In short this can be done by either a console or a PC, because the entire game world would have to be streamed. But you'd be limited to an always online game. I'm a little surprised that they havent shown a single bit of animation so far. I know their engine is capable of traditional polygon rendering...But so far, nothing moving, which is a little disappointing. Hopefully they'll show it in their next video like they've said.
I can see a game use this technology, but i'd be very surprised if it ever catches on beyond two or three titles.
This video didn't add any new information to what we already know from their previous videos.
There are already games using laser scanned assets - The Disappearance of Ethan Carter for example uses many laser scanned models, such as rocks and trees. that's how it achieves such a natural look.

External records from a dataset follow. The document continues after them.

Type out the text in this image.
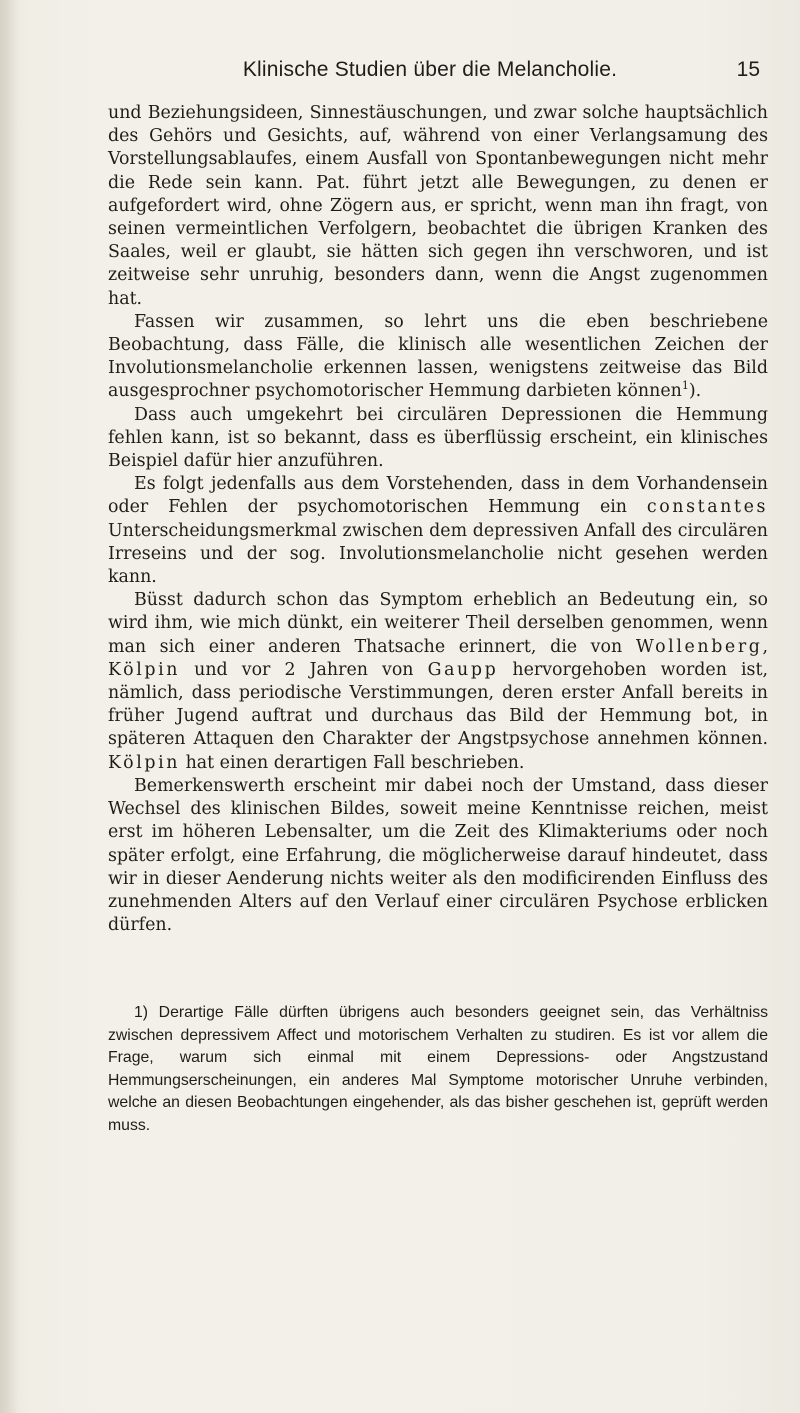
Klinische Studien über die Melancholie.	15

und Beziehungsideen, Sinnestäuschungen, und zwar solche hauptsächlich des Gehörs und Gesichts, auf, während von einer Verlangsamung des Vorstellungsablaufes, einem Ausfall von Spontanbewegungen nicht mehr die Rede sein kann. Pat. führt jetzt alle Bewegungen, zu denen er aufgefordert wird, ohne Zögern aus, er spricht, wenn man ihn fragt, von seinen vermeintlichen Verfolgern, beobachtet die übrigen Kranken des Saales, weil er glaubt, sie hätten sich gegen ihn verschworen, und ist zeitweise sehr unruhig, besonders dann, wenn die Angst zugenommen hat.

Fassen wir zusammen, so lehrt uns die eben beschriebene Beobachtung, dass Fälle, die klinisch alle wesentlichen Zeichen der Involutionsmelancholie erkennen lassen, wenigstens zeitweise das Bild ausgesprochner psychomotorischer Hemmung darbieten können$^1$).

Dass auch umgekehrt bei circulären Depressionen die Hemmung fehlen kann, ist so bekannt, dass es überflüssig erscheint, ein klinisches Beispiel dafür hier anzuführen.

Es folgt jedenfalls aus dem Vorstehenden, dass in dem Vorhandensein oder Fehlen der psychomotorischen Hemmung ein constantes Unterscheidungsmerkmal zwischen dem depressiven Anfall des circulären Irreseins und der sog. Involutionsmelancholie nicht gesehen werden kann.

Büsst dadurch schon das Symptom erheblich an Bedeutung ein, so wird ihm, wie mich dünkt, ein weiterer Theil derselben genommen, wenn man sich einer anderen Thatsache erinnert, die von Wollenberg, Kölpin und vor 2 Jahren von Gaupp hervorgehoben worden ist, nämlich, dass periodische Verstimmungen, deren erster Anfall bereits in früher Jugend auftrat und durchaus das Bild der Hemmung bot, in späteren Attaquen den Charakter der Angstpsychose annehmen können. Kölpin hat einen derartigen Fall beschrieben.

Bemerkenswerth erscheint mir dabei noch der Umstand, dass dieser Wechsel des klinischen Bildes, soweit meine Kenntnisse reichen, meist erst im höheren Lebensalter, um die Zeit des Klimakteriums oder noch später erfolgt, eine Erfahrung, die möglicherweise darauf hindeutet, dass wir in dieser Aenderung nichts weiter als den modificirenden Einfluss des zunehmenden Alters auf den Verlauf einer circulären Psychose erblicken dürfen.

1) Derartige Fälle dürften übrigens auch besonders geeignet sein, das Verhältniss zwischen depressivem Affect und motorischem Verhalten zu studiren. Es ist vor allem die Frage, warum sich einmal mit einem Depressions- oder Angstzustand Hemmungserscheinungen, ein anderes Mal Symptome motorischer Unruhe verbinden, welche an diesen Beobachtungen eingehender, als das bisher geschehen ist, geprüft werden muss.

As for Euclidean, it's pretty simple - show us a working game with physics, animation and interactive environments that uses this tech and looks life-like and I'll be convinced. Until then it's just hot air.
What is this guy talking about, that didn't look like the real world at all....nonsense.
That was pretty much my thought the first time he called it real life ;)
it's a scam, saw this same thing 4 years ago from the same idiots.
i dunno, during my Com Sci masters it was discussed that the way we currently render games is "Outdated (focus on Polygons) ... but seeing as the only to major players in graphics cards use this method and will likely not change (because they have no reason to) we won't see voxel based or any other potentially superior methods.
@Mystery_Writer:
It is all about lighting. You can have characters made up of billions of polygons, but if the lighting can't react like it does in the real-world then those high-poly characters won't be fully utilized. Real-Time Ray Tracing is really the only option for true realism, but it's extremely resource heavy. Probably would take a 10 Tflop GPU for real-time ray tracing to be practical.
already knew the guy was trying to trick you when he was showing the "real world" footage because everything looked too perfect and fake like plastic. Not impressive really. Many of the edges on concrete and stuff were so sharp too they look like they can slice you. FFXV graphics look more life-like to be honest.